Don't know how I missed this thread.


----------



## NCHillbilly (Jul 9, 2020)

That is some fine work right there. About my favorite style of knife, too.


----------



## pacecars (Jul 9, 2020)

I do like those!


----------



## Shug (Jul 10, 2020)

Sweet


----------



## mguthrie (Aug 16, 2020)

Ruger#3 said:


> If I bought a custom knife this would be it. Great looking knives built to purposes that suit me.


This would be than man to buy one from. I’ve got one of his skinners and he made one for my son for Christmas last year. Excellent quality


----------



## Nicodemus (Aug 16, 2020)

I have five of Hank`s knives, and use them all. Pure quality, beauty, and they do stand up to hard use. Just remember to wipe them down if they have carbon blades. Which I greatly prefer over stainless steel.


----------



## Gaswamp (Aug 17, 2020)

sweet thanks for sharing


----------



## Ruger#3 (Aug 17, 2020)

I absolute like these knives above the others I’ve seen, beautiful and practical.


----------



## seeker (Aug 17, 2020)

Your trout knifes are my favorite model.


----------



## NCHillbilly (Aug 18, 2020)

I had to come back and look at those again.


----------



## dwhee87 (Aug 21, 2020)

One of Hank's Damascus Trout & Bird knives will be my next one...gotta start droppin' hints for Christmas around the family.

Beautiful work, Hank.


----------



## godogs57 (Aug 21, 2020)

dwhee87 said:


> One of Hank's Damascus Trout & Bird knives will be my next one...gotta start droppin' hints for Christmas around the family.
> 
> Beautiful work, Hank.


Gimmie a holler as soon as you can if you want one


----------



## NE GA Pappy (Aug 21, 2020)

NCHillbilly said:


> I had to come back and look at those again.

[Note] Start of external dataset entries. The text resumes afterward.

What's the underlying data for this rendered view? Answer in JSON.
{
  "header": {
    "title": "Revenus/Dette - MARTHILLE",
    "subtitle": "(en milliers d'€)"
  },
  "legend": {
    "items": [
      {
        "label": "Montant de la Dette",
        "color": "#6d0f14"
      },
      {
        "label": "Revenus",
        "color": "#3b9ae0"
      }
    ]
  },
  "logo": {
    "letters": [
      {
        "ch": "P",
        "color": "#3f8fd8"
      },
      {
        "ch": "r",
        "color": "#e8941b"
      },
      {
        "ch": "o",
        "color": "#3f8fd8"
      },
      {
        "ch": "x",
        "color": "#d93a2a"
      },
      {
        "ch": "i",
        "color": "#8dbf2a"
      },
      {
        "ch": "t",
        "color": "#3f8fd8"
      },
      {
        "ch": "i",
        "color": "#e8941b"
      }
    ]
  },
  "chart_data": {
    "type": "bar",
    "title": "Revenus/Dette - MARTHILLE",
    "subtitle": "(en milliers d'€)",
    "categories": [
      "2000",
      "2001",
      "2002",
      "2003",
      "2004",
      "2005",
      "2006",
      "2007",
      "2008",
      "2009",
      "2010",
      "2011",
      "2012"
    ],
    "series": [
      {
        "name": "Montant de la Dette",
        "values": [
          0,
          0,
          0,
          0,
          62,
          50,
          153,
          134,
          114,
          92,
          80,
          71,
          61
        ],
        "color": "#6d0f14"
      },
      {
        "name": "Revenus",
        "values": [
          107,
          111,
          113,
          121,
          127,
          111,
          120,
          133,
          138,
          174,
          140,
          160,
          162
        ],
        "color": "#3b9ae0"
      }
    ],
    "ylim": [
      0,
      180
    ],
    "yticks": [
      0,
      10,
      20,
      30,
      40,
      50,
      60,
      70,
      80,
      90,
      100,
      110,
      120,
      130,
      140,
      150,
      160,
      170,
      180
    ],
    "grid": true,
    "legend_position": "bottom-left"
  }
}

it's my 3rd trip my the display table.


----------



## KyDawg (Sep 2, 2020)

I want one Hank


----------



## godogs57 (Sep 5, 2020)

KyDawg said:


> I want one Hank


Gimme a holler.


----------



## tad1 (Sep 9, 2020)

I signed up for Instagram because of Hanks knives!  Don’t even have a Facebook account....
   Crazy nice work?


----------



## trad bow (Sep 9, 2020)

KyDawg said:


> I want one Hank


Can’t blame you Bo$$. I be wanting one also.


----------



## Athos (Sep 10, 2020)

These look incredible. What’s your Instagram? Going to put one on my Christmas list


----------



## elfiii (Sep 28, 2020)

NCHillbilly said:


> I had to come back and look at those again.



I keep coming back and looking at them.


----------



## Razor Blade (Oct 2, 2020)

Hey Hank, those are beautiful knives, as always , nice work my friend.


----------